I see in the news that H1N1 2009, or swine flu, is on the decline, at least in America. I can't say that I'm disappointed. I got over that cold I had last month, and am quite willing to go through the winter with no flu: swine or otherwise.

The schools here in Loonfoot Falls are inoculating students, starting next week. One of my nephews is getting the shot: and not looking forward to it. Not many people like being stuck with needles. In this case, though, it's probably worth it. One of the boy's friends came down with H1N1 recently, recovered: and assured my nephew that it's a miserable bug to have.

"Pig farmer" probably isn't high on anybody's list of glamour careers: but hog farming is big business in this part of Minnesota. And, an important part of Loonfoot Fall's economy. Which may be part of the reason why this paper hasn't been using the term, "swine flu," all that much. Besides, around here, the pigs are more likely to catch it from people, than the other way around.

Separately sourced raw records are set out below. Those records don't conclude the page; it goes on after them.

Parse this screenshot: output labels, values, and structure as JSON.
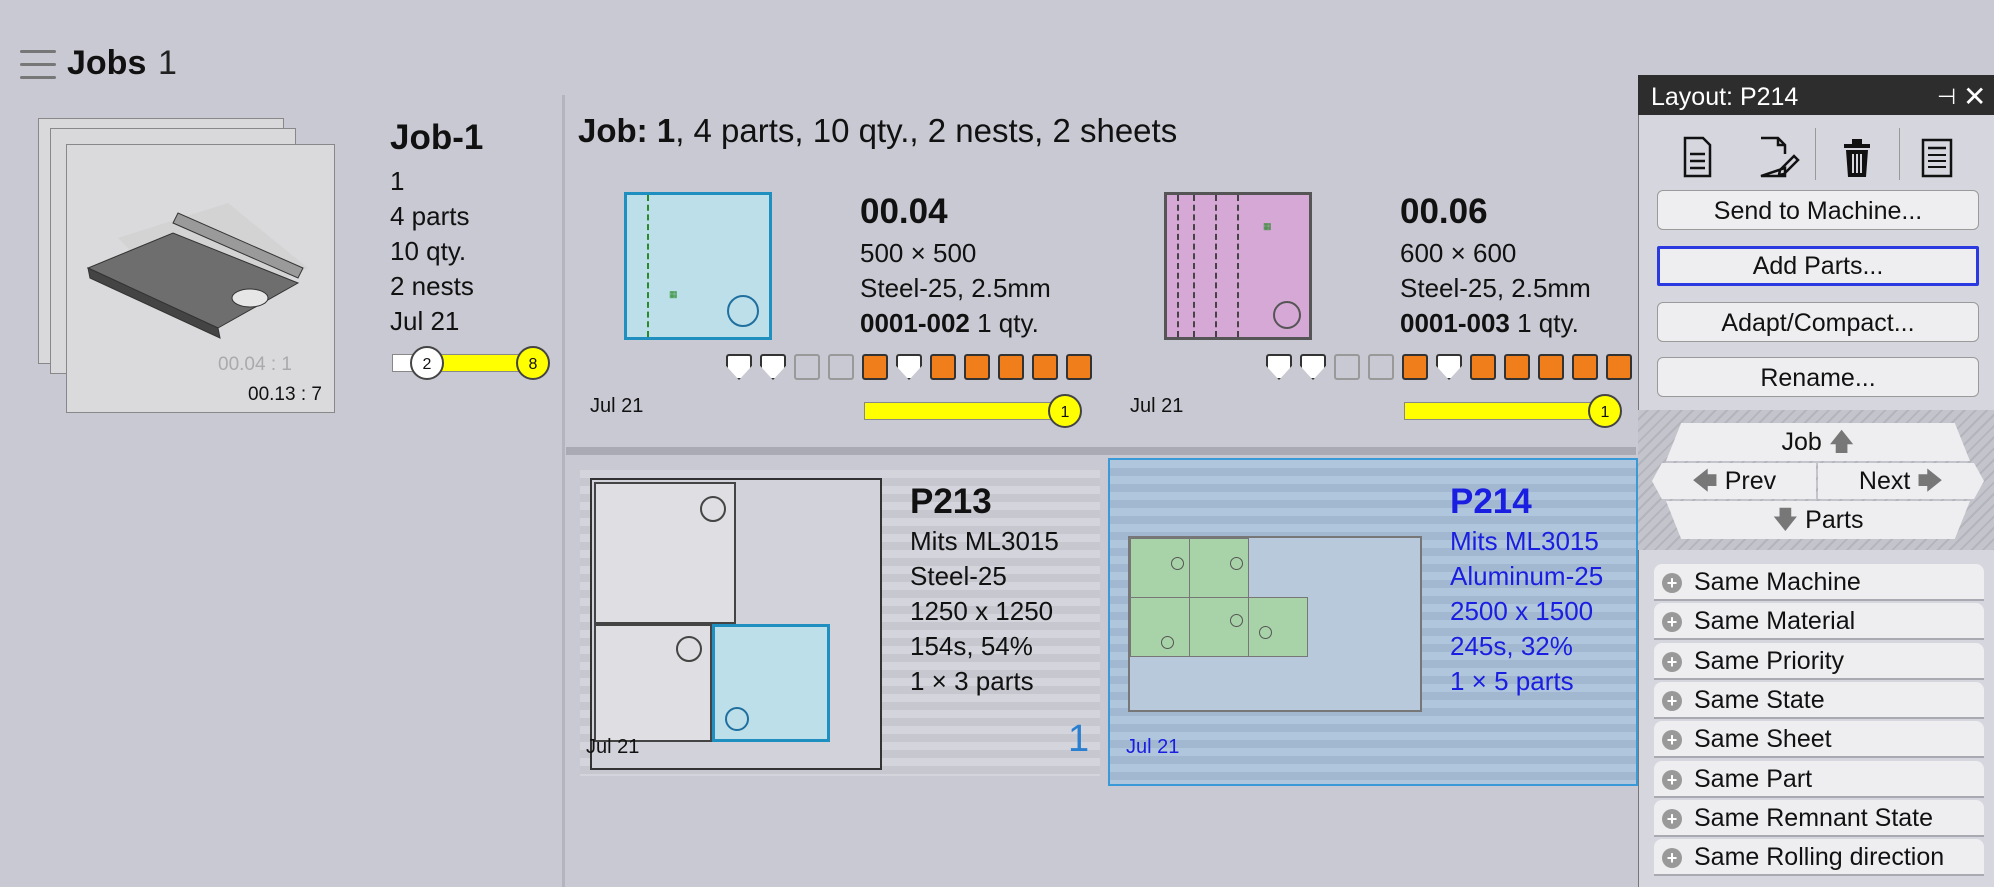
{
  "header": {
    "title": "Jobs",
    "count": "1"
  },
  "job_card": {
    "thumb_faded_label": "00.04 : 1",
    "thumb_label": "00.13 : 7",
    "title": "Job-1",
    "lines": [
      "1",
      "4 parts",
      "10 qty.",
      "2 nests",
      "Jul 21"
    ],
    "progress_start": "2",
    "progress_end": "8"
  },
  "job_info": {
    "prefix": "Job:",
    "number": "1",
    "rest": ", 4 parts, 10 qty., 2 nests, 2 sheets"
  },
  "parts": [
    {
      "name": "00.04",
      "size": "500 × 500",
      "material": "Steel-25, 2.5mm",
      "part_id": "0001-002",
      "qty": "1 qty.",
      "date": "Jul 21",
      "progress_value": "1",
      "thumb_color": "#bcdfe9"
    },
    {
      "name": "00.06",
      "size": "600 × 600",
      "material": "Steel-25, 2.5mm",
      "part_id": "0001-003",
      "qty": "1 qty.",
      "date": "Jul 21",
      "progress_value": "1",
      "thumb_color": "#d6a8d6"
    }
  ],
  "nests": [
    {
      "name": "P213",
      "machine": "Mits ML3015",
      "material": "Steel-25",
      "size": "1250 x 1250",
      "stats": "154s, 54%",
      "parts": "1 × 3 parts",
      "date": "Jul 21",
      "count": "1"
    },
    {
      "name": "P214",
      "machine": "Mits ML3015",
      "material": "Aluminum-25",
      "size": "2500 x 1500",
      "stats": "245s, 32%",
      "parts": "1 × 5 parts",
      "date": "Jul 21"
    }
  ],
  "panel": {
    "title": "Layout: P214",
    "icons": [
      "document-icon",
      "edit-document-icon",
      "trash-icon",
      "report-icon"
    ],
    "buttons": {
      "send": "Send to Machine...",
      "add": "Add Parts...",
      "adapt": "Adapt/Compact...",
      "rename": "Rename..."
    },
    "nav": {
      "job": "Job",
      "prev": "Prev",
      "next": "Next",
      "parts": "Parts"
    },
    "filters": [
      "Same Machine",
      "Same Material",
      "Same Priority",
      "Same State",
      "Same Sheet",
      "Same Part",
      "Same Remnant State",
      "Same Rolling direction"
    ]
  },
  "colors": {
    "accent": "#1a1ee0",
    "progress": "#ffff00",
    "tool_orange": "#f07e1a",
    "selection": "#3a9ad8"
  }
}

Or would be, if the hog farmers weren't so careful with their herds.

Then there are the precautions turkey operations take.

Many of America's forty six million Thanksgiving turkeys start out around here. Approaches to the turkey barns generally have signs warning people off: Nobody that doesn't have business there, and is disease-free, is allowed near the gobblers. Regulations aside, there's a big investment tied up in each bird.